Private funding boosted theatre by £31m last year, report reveals
Private investment in UK theatre has rocketed by 40% in the last year, according to a report by charity Arts & Business.
In 2003/04, private funding accounted for around £22 million of investment in the sector and in 2004/05, this figure has risen steeply to nearly £31 million, underlining the industry's dependence on support from businesses, individuals, trusts and foundations.
Chief executive of A&B Colin Tweedy commented: "These are very significant figures. There is more money going to the arts from the private sector than ever before. No one should ever dare write private sector income out of the arts funding script. The work of Arts & Business makes the UK the only country in the world to produce these figures on an annual basis. We will continue to prove the case that the arts are a good cause for additional private sector investment, creating a richer society for us all.
"Arts & Business has been making the arguments to increase private sector support of the arts very well for almost 30 years and will continue to make them. We must never put all our eggs in the private sector funding basket - this income is a supplement not a substitute. A growth in our marketplace is our determined goal, we will do all we can to unlock the full market potential."
The results were published as part of a wider survey, revealing that private investment in the arts in Britain had risen by 3% to £452 million. The increase in theatre investment was the largest out of all the art forms surveyed.

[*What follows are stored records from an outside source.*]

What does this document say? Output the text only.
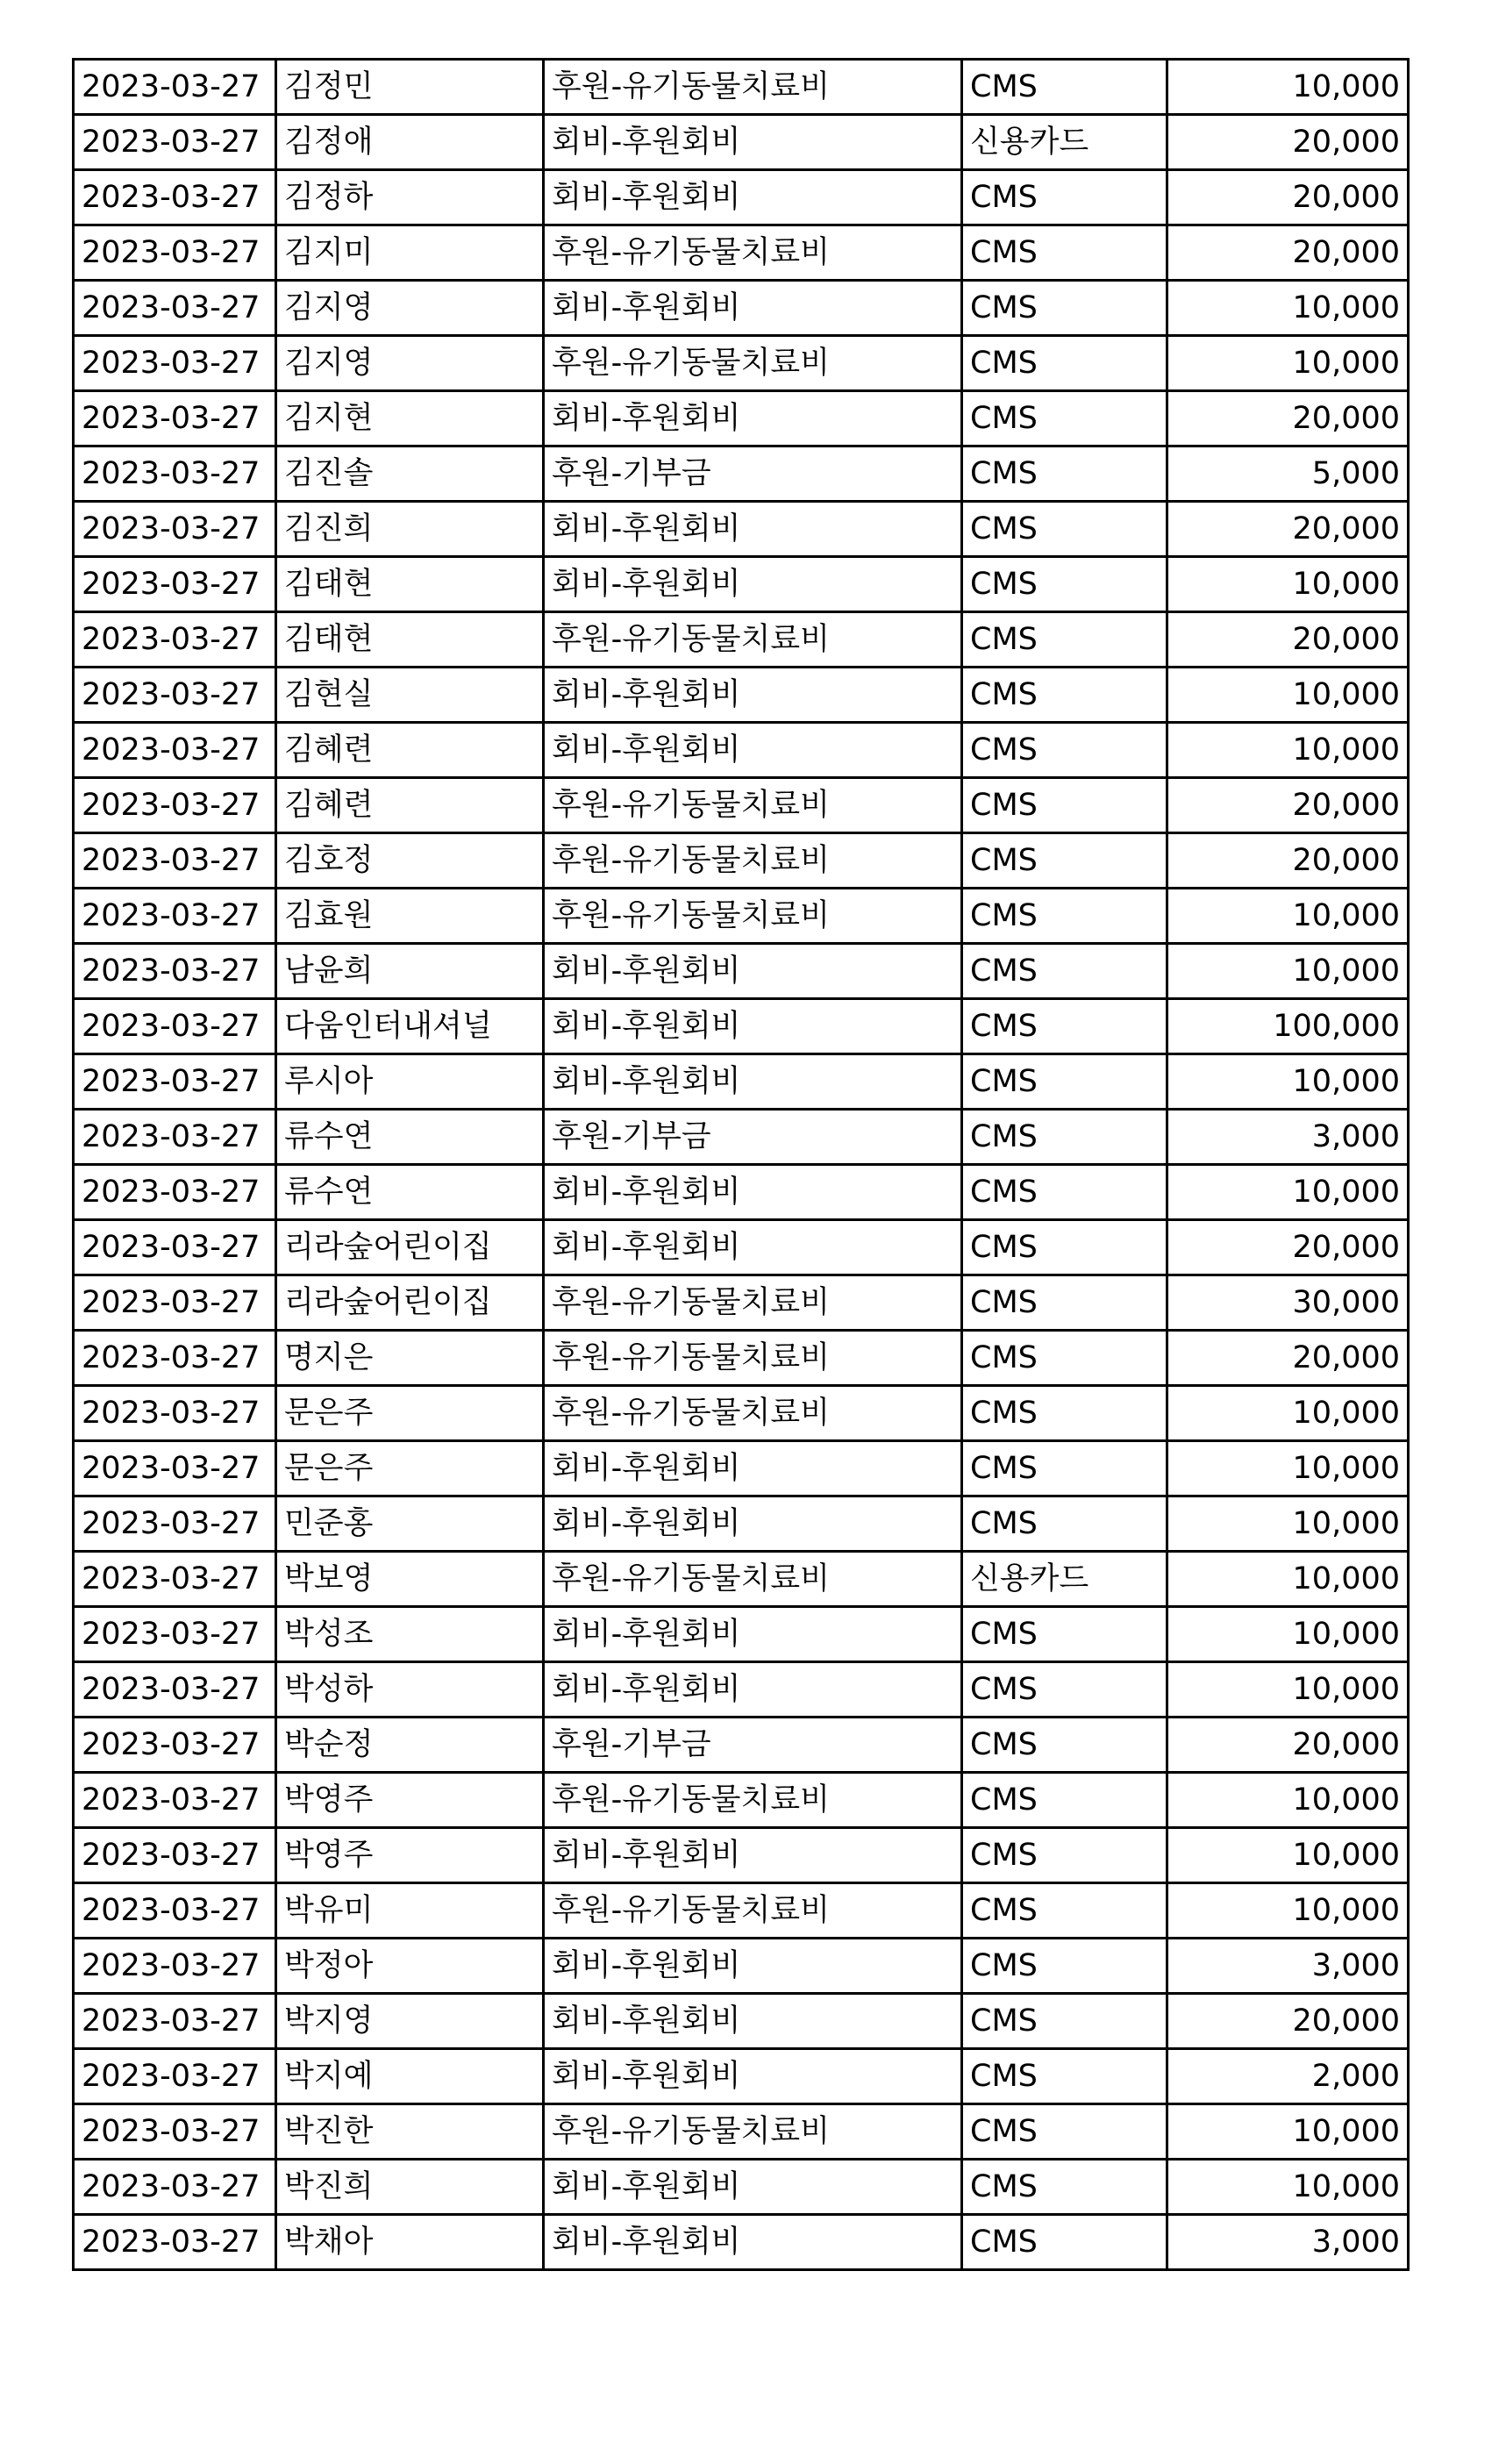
2023-03-27	김정민	후원-유기동물치료비	CMS	10,000
2023-03-27	김정애	회비-후원회비	신용카드	20,000
2023-03-27	김정하	회비-후원회비	CMS	20,000
2023-03-27	김지미	후원-유기동물치료비	CMS	20,000
2023-03-27	김지영	회비-후원회비	CMS	10,000
2023-03-27	김지영	후원-유기동물치료비	CMS	10,000
2023-03-27	김지현	회비-후원회비	CMS	20,000
2023-03-27	김진솔	후원-기부금	CMS	5,000
2023-03-27	김진희	회비-후원회비	CMS	20,000
2023-03-27	김태현	회비-후원회비	CMS	10,000
2023-03-27	김태현	후원-유기동물치료비	CMS	20,000
2023-03-27	김현실	회비-후원회비	CMS	10,000
2023-03-27	김혜련	회비-후원회비	CMS	10,000
2023-03-27	김혜련	후원-유기동물치료비	CMS	20,000
2023-03-27	김호정	후원-유기동물치료비	CMS	20,000
2023-03-27	김효원	후원-유기동물치료비	CMS	10,000
2023-03-27	남윤희	회비-후원회비	CMS	10,000
2023-03-27	다움인터내셔널	회비-후원회비	CMS	100,000
2023-03-27	루시아	회비-후원회비	CMS	10,000
2023-03-27	류수연	후원-기부금	CMS	3,000
2023-03-27	류수연	회비-후원회비	CMS	10,000
2023-03-27	리라숲어린이집	회비-후원회비	CMS	20,000
2023-03-27	리라숲어린이집	후원-유기동물치료비	CMS	30,000
2023-03-27	명지은	후원-유기동물치료비	CMS	20,000
2023-03-27	문은주	후원-유기동물치료비	CMS	10,000
2023-03-27	문은주	회비-후원회비	CMS	10,000
2023-03-27	민준홍	회비-후원회비	CMS	10,000
2023-03-27	박보영	후원-유기동물치료비	신용카드	10,000
2023-03-27	박성조	회비-후원회비	CMS	10,000
2023-03-27	박성하	회비-후원회비	CMS	10,000
2023-03-27	박순정	후원-기부금	CMS	20,000
2023-03-27	박영주	후원-유기동물치료비	CMS	10,000
2023-03-27	박영주	회비-후원회비	CMS	10,000
2023-03-27	박유미	후원-유기동물치료비	CMS	10,000
2023-03-27	박정아	회비-후원회비	CMS	3,000
2023-03-27	박지영	회비-후원회비	CMS	20,000
2023-03-27	박지예	회비-후원회비	CMS	2,000
2023-03-27	박진한	후원-유기동물치료비	CMS	10,000
2023-03-27	박진희	회비-후원회비	CMS	10,000
2023-03-27	박채아	회비-후원회비	CMS	3,000
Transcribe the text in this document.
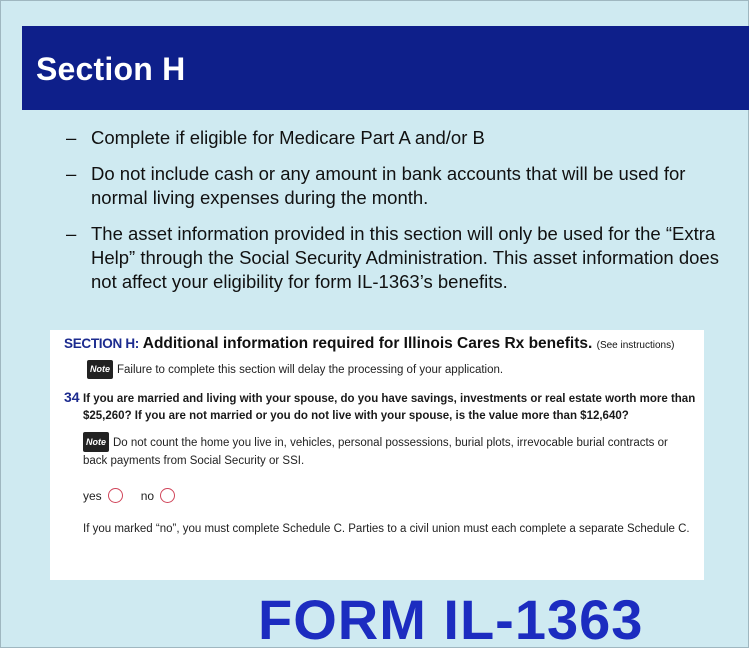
Section H
– Complete if eligible for Medicare Part A and/or B
– Do not include cash or any amount in bank accounts that will be used for normal living expenses during the month.
– The asset information provided in this section will only be used for the “Extra Help” through the Social Security Administration. This asset information does not affect your eligibility for form IL-1363’s benefits.
SECTION H: Additional information required for Illinois Cares Rx benefits. (See instructions)
Note Failure to complete this section will delay the processing of your application.
34 If you are married and living with your spouse, do you have savings, investments or real estate worth more than $25,260? If you are not married or you do not live with your spouse, is the value more than $12,640?
Note Do not count the home you live in, vehicles, personal possessions, burial plots, irrevocable burial contracts or back payments from Social Security or SSI.
yes	no
If you marked “no”, you must complete Schedule C. Parties to a civil union must each complete a separate Schedule C.
FORM IL-1363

The annual A&B survey is produced with financial support from Arts Council England. ACE chair Christopher Frayling said: "Over the past five years, Arts Council England has been developing a close strategic relationship with Arts & Business. This latest report shows - through its dramatic statistics - that business understands the true value of the arts and that we are making great strides towards creating a mixed economy for arts organisations. This is likely to be crucial to their continuing health in the 21st Century."